Tangerangupdate.com – Komisi II DPRD Kota Tangerang Selatan (Tangsel) berencana memanggil Kepala Dinas Kesehatan (Dinkes) Kota Tangsel menyusul ramainya sorotan publik terhadap temuan belanja keran wastafel yang tercantum dalam Laporan Hasil Pemeriksaan (LHP) Badan Pemeriksa Keuangan (BPK) Provinsi Banten atas Laporan Keuangan Pemerintah Kota Tangerang Selatan Tahun Anggaran 2025.
Dalam dokumen LHP BPK tersebut, tercatat pengadaan 10 unit keran dengan nilai belanja sebesar Rp5.150.400. Temuan itu kemudian menjadi perhatian publik setelah beredar luas di media sosial.
Ketua Komisi II DPRD Kota Tangsel, Ricky Yuanda Bastian, mengatakan pihaknya akan meminta penjelasan langsung dari Dinas Kesehatan terkait rincian belanja tersebut.
“Secara umum kita baru menerima informasi soal ini. Kita akan selidiki terlebih dahulu dan berencana memanggil Dinas Kesehatan untuk meminta penjelasan. Kita juga harus mendengar penjelasan resmi dari Dinkes,” ujar Ricky kepada wartawan, Selasa (7/7/2026).
Menurut Ricky, DPRD memiliki fungsi pengawasan terhadap penggunaan anggaran daerah sehingga setiap temuan yang menjadi perhatian masyarakat perlu diklarifikasi secara terbuka.
Sebelumnya, Kepala Dinas Kesehatan Kota Tangsel, Allin Hendarlin Mahdaniar, mengaku belum dapat memberikan penjelasan rinci terkait temuan tersebut karena masih melakukan pengecekan internal.
“Coba nanti aku cek dulu ya.
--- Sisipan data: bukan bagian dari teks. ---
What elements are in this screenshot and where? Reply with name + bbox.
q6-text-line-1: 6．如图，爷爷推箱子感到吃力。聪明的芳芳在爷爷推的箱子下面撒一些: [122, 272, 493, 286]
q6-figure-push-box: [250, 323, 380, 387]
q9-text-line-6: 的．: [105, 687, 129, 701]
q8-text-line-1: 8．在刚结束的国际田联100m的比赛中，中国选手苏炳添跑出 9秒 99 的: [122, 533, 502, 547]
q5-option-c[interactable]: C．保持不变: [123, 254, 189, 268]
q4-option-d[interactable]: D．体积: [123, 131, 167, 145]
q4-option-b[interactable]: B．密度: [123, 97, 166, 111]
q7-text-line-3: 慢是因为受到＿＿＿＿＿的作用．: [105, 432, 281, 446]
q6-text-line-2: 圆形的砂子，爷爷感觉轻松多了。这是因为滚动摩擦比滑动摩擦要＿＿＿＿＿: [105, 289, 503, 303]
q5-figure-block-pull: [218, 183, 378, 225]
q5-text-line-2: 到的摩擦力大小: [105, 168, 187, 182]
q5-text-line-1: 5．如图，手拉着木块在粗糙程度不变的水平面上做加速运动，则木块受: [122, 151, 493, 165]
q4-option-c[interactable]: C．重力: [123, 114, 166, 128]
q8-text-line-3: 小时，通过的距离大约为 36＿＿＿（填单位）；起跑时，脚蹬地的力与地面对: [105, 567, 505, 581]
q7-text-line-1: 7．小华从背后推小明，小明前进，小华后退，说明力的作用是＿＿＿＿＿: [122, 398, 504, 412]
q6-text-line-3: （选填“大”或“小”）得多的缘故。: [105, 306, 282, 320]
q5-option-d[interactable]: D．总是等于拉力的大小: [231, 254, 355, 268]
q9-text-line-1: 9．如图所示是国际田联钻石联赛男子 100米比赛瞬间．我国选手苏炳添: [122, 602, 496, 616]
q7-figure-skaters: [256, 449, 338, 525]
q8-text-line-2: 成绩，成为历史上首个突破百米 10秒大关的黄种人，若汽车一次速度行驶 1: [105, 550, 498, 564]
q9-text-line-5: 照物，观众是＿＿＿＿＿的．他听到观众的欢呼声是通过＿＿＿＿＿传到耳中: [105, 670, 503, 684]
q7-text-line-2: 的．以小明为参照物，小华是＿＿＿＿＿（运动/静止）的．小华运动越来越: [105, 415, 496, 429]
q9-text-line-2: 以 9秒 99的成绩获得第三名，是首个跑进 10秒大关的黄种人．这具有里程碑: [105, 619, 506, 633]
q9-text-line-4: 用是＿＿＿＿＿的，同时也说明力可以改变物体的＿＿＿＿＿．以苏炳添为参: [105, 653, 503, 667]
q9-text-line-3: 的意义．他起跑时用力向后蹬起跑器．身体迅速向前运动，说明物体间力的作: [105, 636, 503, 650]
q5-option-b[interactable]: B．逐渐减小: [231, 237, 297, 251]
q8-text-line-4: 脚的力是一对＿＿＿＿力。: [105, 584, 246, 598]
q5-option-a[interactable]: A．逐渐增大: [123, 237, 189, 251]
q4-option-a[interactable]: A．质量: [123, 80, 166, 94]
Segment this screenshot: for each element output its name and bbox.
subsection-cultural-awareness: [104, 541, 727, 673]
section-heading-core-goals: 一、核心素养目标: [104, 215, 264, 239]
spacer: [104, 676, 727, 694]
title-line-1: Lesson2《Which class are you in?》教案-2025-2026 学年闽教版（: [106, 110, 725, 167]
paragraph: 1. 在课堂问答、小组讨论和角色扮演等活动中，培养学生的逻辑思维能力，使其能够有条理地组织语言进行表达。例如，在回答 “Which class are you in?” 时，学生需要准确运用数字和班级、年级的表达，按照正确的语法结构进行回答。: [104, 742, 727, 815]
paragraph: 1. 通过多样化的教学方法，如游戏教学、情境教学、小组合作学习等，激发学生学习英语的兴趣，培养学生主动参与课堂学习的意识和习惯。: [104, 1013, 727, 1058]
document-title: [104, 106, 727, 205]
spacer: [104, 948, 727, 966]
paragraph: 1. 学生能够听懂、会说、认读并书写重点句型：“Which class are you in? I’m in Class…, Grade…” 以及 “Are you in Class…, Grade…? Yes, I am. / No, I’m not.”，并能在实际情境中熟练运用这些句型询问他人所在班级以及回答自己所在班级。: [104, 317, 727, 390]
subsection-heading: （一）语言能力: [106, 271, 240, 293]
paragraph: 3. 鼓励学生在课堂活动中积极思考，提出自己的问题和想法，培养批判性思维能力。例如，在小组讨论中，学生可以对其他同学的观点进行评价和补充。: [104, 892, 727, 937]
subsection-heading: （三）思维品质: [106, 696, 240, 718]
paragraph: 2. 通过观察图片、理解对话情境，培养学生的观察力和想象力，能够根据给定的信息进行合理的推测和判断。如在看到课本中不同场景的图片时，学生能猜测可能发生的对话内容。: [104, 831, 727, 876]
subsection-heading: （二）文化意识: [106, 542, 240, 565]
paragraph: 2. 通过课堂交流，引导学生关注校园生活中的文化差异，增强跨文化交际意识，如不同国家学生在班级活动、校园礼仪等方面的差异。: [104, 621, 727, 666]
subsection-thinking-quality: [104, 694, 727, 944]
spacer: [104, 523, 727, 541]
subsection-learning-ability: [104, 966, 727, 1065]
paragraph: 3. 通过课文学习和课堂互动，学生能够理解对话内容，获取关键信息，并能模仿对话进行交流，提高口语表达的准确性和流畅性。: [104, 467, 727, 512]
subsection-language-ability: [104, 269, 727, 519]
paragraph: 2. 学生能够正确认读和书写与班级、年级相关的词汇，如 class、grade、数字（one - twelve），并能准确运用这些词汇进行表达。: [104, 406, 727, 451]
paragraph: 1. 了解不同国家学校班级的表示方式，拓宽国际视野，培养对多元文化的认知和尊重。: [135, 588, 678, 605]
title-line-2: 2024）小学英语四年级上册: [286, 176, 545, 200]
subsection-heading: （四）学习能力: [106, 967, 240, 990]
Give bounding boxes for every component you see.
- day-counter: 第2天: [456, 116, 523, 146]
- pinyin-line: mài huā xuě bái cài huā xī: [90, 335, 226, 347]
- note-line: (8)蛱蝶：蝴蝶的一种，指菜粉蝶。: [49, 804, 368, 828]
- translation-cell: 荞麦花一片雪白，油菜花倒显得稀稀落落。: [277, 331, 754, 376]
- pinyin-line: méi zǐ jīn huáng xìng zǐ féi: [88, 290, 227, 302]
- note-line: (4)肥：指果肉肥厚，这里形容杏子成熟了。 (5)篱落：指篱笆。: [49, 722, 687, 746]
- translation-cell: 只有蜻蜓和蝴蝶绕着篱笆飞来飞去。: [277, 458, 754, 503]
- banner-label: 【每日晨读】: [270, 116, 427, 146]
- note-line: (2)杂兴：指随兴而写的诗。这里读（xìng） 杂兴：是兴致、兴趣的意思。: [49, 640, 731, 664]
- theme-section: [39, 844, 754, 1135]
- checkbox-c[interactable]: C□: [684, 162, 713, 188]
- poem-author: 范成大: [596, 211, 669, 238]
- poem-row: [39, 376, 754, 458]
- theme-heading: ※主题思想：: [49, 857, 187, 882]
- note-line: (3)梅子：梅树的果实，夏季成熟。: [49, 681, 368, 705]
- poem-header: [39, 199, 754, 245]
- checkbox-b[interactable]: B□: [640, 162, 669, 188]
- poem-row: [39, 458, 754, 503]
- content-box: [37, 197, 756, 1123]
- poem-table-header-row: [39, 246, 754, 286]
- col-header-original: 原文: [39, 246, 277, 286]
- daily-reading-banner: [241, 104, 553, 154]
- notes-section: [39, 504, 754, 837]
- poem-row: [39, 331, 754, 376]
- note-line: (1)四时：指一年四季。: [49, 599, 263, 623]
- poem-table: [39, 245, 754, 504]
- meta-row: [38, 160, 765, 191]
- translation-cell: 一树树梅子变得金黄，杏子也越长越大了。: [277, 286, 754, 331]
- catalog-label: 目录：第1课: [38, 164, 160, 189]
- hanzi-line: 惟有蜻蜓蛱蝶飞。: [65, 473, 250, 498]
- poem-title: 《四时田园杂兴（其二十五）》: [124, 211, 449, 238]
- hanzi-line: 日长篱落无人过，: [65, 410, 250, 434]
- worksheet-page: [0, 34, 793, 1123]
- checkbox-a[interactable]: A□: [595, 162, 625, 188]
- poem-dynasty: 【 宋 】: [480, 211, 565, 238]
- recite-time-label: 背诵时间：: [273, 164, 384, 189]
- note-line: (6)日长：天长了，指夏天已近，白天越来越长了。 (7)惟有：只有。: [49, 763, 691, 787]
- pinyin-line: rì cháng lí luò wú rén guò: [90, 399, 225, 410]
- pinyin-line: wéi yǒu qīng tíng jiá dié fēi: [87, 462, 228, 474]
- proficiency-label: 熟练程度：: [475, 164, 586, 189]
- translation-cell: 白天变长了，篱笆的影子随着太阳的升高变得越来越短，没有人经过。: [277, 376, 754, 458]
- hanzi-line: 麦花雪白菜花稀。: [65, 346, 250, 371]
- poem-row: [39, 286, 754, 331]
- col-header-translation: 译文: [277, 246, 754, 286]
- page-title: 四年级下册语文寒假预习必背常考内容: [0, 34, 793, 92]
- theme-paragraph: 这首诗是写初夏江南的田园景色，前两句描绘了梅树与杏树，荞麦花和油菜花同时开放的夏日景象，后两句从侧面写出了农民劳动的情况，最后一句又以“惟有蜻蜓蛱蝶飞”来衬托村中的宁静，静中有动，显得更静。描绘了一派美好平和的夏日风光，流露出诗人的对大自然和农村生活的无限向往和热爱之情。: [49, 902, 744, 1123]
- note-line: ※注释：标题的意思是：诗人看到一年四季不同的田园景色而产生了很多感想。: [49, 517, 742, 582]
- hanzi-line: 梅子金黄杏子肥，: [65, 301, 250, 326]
Kalau di saya kan tampak di Dinkes, tapi apakah itu di rumah sakit atau di mana, karena semuanya masuk di kita. Nanti saya cek dulu ya,” kata Allin saat dihubungi melalui sambungan telepon, Kamis (2/7/2026).
Berdasarkan penelusuran di sejumlah toko bangunan di wilayah Tangerang Selatan, harga keran wastafel dengan kualitas premium umumnya berada di kisaran di bawah Rp200 ribu per unit.
Meski demikian, spesifikasi teknis, merek, maupun jenis keran yang tercantum dalam pengadaan Dinkes belum dijelaskan secara resmi.
Dalam LHP tersebut, BPK juga memberikan rekomendasi kepada Wali Kota Tangerang Selatan agar menginstruksikan Sekretaris Daerah selaku Ketua Tim Anggaran Pemerintah Daerah (TAPD) untuk lebih cermat dalam melakukan verifikasi Rencana Kerja dan Anggaran (RKA) serta Dokumen Pelaksanaan Anggaran (DPA/DPPA) perangkat daerah.
Selain itu, BPK meminta kepala perangkat daerah agar memedomani klasifikasi belanja dalam penyusunan RKA sesuai ketentuan peraturan perundang-undangan yang berlaku.
Sebagai informasi, pada Tahun Anggaran 2025 Pemerintah Kota Tangerang Selatan menganggarkan Belanja Barang dan Jasa sebesar Rp1.799.884.989.714,41 dengan realisasi mencapai Rp1.635.020.326.949 atau 90,84 persen.
Sementara itu, Belanja Modal dianggarkan sebesar Rp1.453.255.635.753,40 dengan realisasi Rp1.355.281.481.660 atau 93,26 persen.
Hingga berita ini diterbitkan, Dinas Kesehatan Kota Tangerang Selatan masih melakukan penelusuran untuk memastikan rincian dan lokasi penggunaan belanja keran yang menjadi temuan dalam LHP BPK tersebut.